Exigerez-vous des certifications dans tous vos projets ? Lesquelles ?

Notre siège social est le premier immeuble au Québec à avoir la double certification BOMA BEST platine et LEED platine et on en est très fiers alors, oui, on aime les certifications, mais ce n’est pas une obligation chez nous. Cela dit, plusieurs de nos partenaires s’en inspirent et font réellement l’analyse du cycle de vie de leur projet et ces pratiques sous-jacentes nous permettent d’évaluer la durabilité d’un immeuble. En 2023, on veut aussi mieux définir ce qu’est concrètement pour le Fonds immobilier un immeuble durable en matière d’indicateurs de performance. Pour le moment, le nouveau Code national du bâtiment nous aide. Les immeubles doivent déjà être plus performants et on se rend compte que bon nombre de ceux qu’on est en train de développer surpassent en fait les exigences du Code.

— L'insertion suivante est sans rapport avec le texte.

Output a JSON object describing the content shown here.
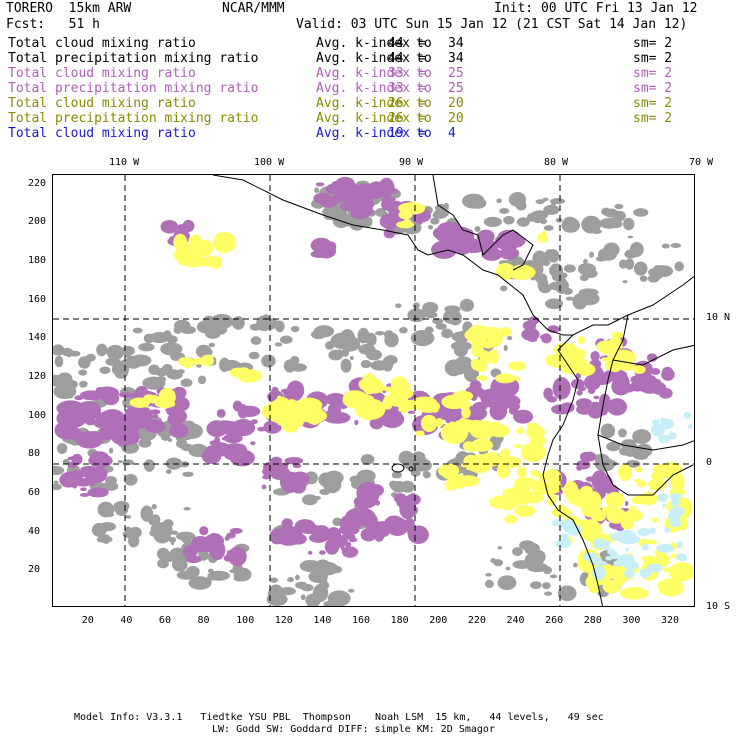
{
  "header": {
    "model": "TORERO  15km ARW",
    "center": "NCAR/MMM",
    "init": "Init: 00 UTC Fri 13 Jan 12",
    "fcst": "Fcst:   51 h",
    "valid": "Valid: 03 UTC Sun 15 Jan 12 (21 CST Sat 14 Jan 12)"
  },
  "legend": [
    {
      "field": "Total cloud mixing ratio",
      "avg": "Avg. k-index =",
      "from": "44",
      "to_word": "to",
      "to": "34",
      "sm": "sm= 2",
      "color": "#000000"
    },
    {
      "field": "Total precipitation mixing ratio",
      "avg": "Avg. k-index =",
      "from": "44",
      "to_word": "to",
      "to": "34",
      "sm": "sm= 2",
      "color": "#000000"
    },
    {
      "field": "Total cloud mixing ratio",
      "avg": "Avg. k-index =",
      "from": "33",
      "to_word": "to",
      "to": "25",
      "sm": "sm= 2",
      "color": "#b060b8"
    },
    {
      "field": "Total precipitation mixing ratio",
      "avg": "Avg. k-index =",
      "from": "33",
      "to_word": "to",
      "to": "25",
      "sm": "sm= 2",
      "color": "#b060b8"
    },
    {
      "field": "Total cloud mixing ratio",
      "avg": "Avg. k-index =",
      "from": "26",
      "to_word": "to",
      "to": "20",
      "sm": "sm= 2",
      "color": "#8a8a00"
    },
    {
      "field": "Total precipitation mixing ratio",
      "avg": "Avg. k-index =",
      "from": "26",
      "to_word": "to",
      "to": "20",
      "sm": "sm= 2",
      "color": "#8a8a00"
    },
    {
      "field": "Total cloud mixing ratio",
      "avg": "Avg. k-index =",
      "from": "19",
      "to_word": "to",
      "to": "4",
      "sm": "",
      "color": "#1a1acc"
    }
  ],
  "map": {
    "lon_labels": [
      "110 W",
      "100 W",
      "90 W",
      "80 W",
      "70 W"
    ],
    "lat_labels": [
      "10 N",
      "0",
      "10 S"
    ],
    "x_ticks": [
      "20",
      "40",
      "60",
      "80",
      "100",
      "120",
      "140",
      "160",
      "180",
      "200",
      "220",
      "240",
      "260",
      "280",
      "300",
      "320"
    ],
    "y_ticks": [
      "220",
      "200",
      "180",
      "160",
      "140",
      "120",
      "100",
      "80",
      "60",
      "40",
      "20"
    ],
    "x_range": [
      1,
      334
    ],
    "y_range": [
      1,
      225
    ],
    "colors": {
      "gray": "#9e9e9e",
      "purple": "#b070b8",
      "yellow": "#ffff66",
      "lightblue": "#c8eef8",
      "coast": "#000000"
    }
  },
  "footer": {
    "line1": "Model Info: V3.3.1   Tiedtke YSU PBL  Thompson    Noah LSM  15 km,   44 levels,   49 sec",
    "line2": "LW: Godd SW: Goddard DIFF: simple KM: 2D Smagor"
  }
}
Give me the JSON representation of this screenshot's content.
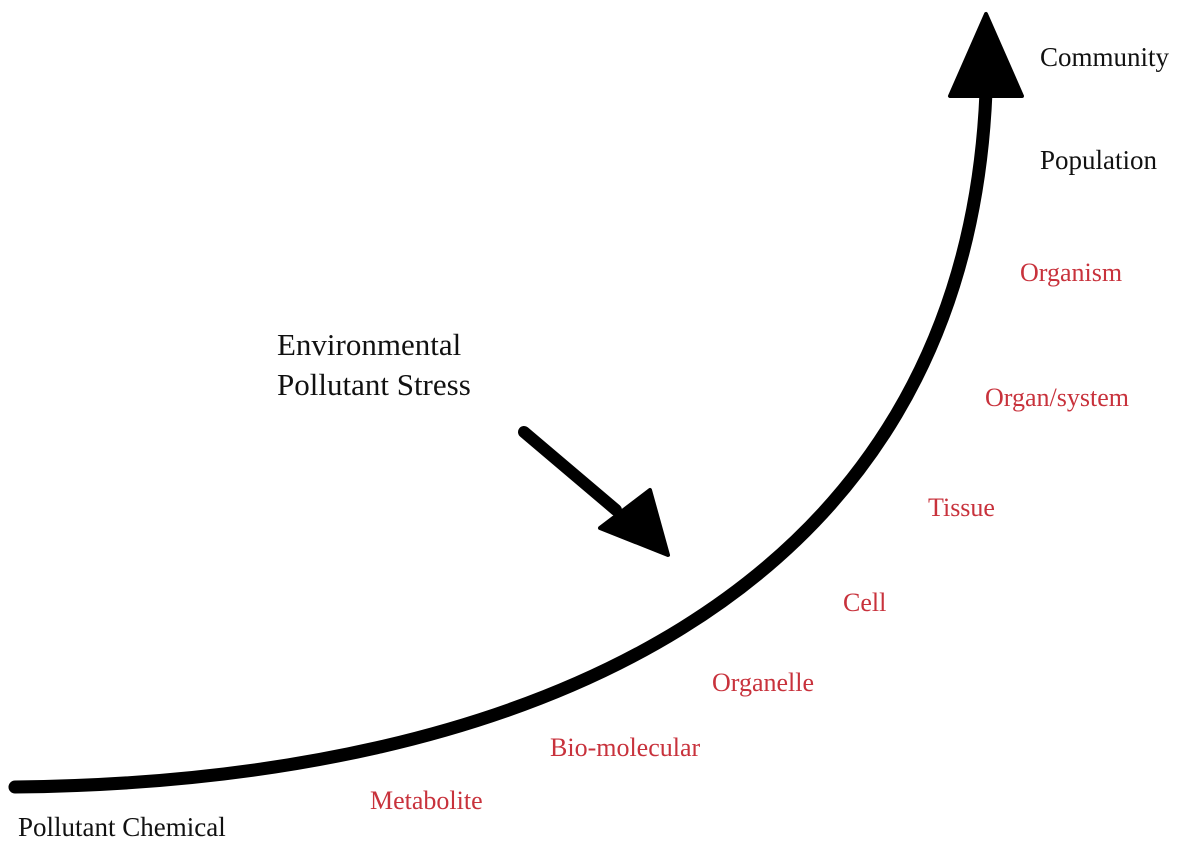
{
  "start_label": "Pollutant Chemical",
  "stress_label": {
    "line1": "Environmental",
    "line2": "Pollutant Stress"
  },
  "levels": [
    "Metabolite",
    "Bio-molecular",
    "Organelle",
    "Cell",
    "Tissue",
    "Organ/system",
    "Organism"
  ],
  "top_levels": [
    "Population",
    "Community"
  ]
}
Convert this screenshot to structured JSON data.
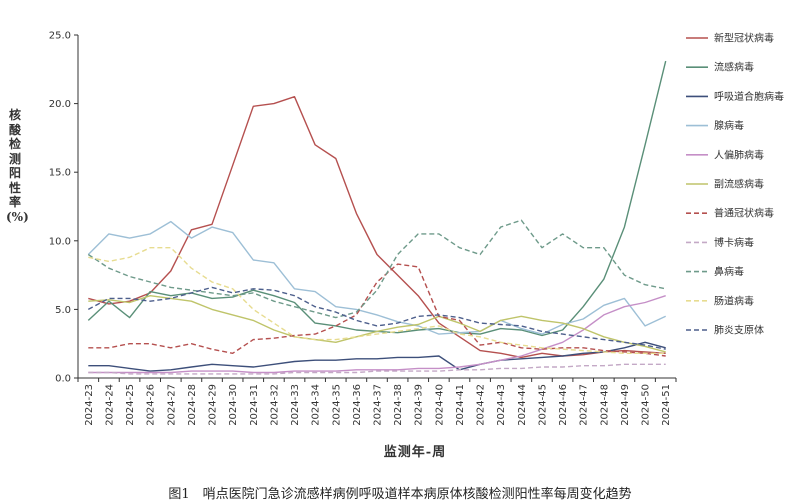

Quel message le Fonds immobilier souhaite envoyer à ses partenaires avec sa politique ?

On veut être une locomotive de changement. On veut assumer notre rôle de leader pour aider le Québec à faire cette transition-là pour que les citoyens aient de meilleurs milieux de vie pour travailler, vivre, se divertir et apprendre. On se donne la responsabilité de contribuer à la transition en ne laissant personne derrière. Je pense aux Habitations Le Domaine, dans l’Est de Montréal, dans lesquelles on a investi du capital patient et qui est géré par l’OBNL Gérer son quartier dans le but de maintenir les loyers abordables pour 2 000 Montréalais et Montréalaises, en plus de leur offrir des services.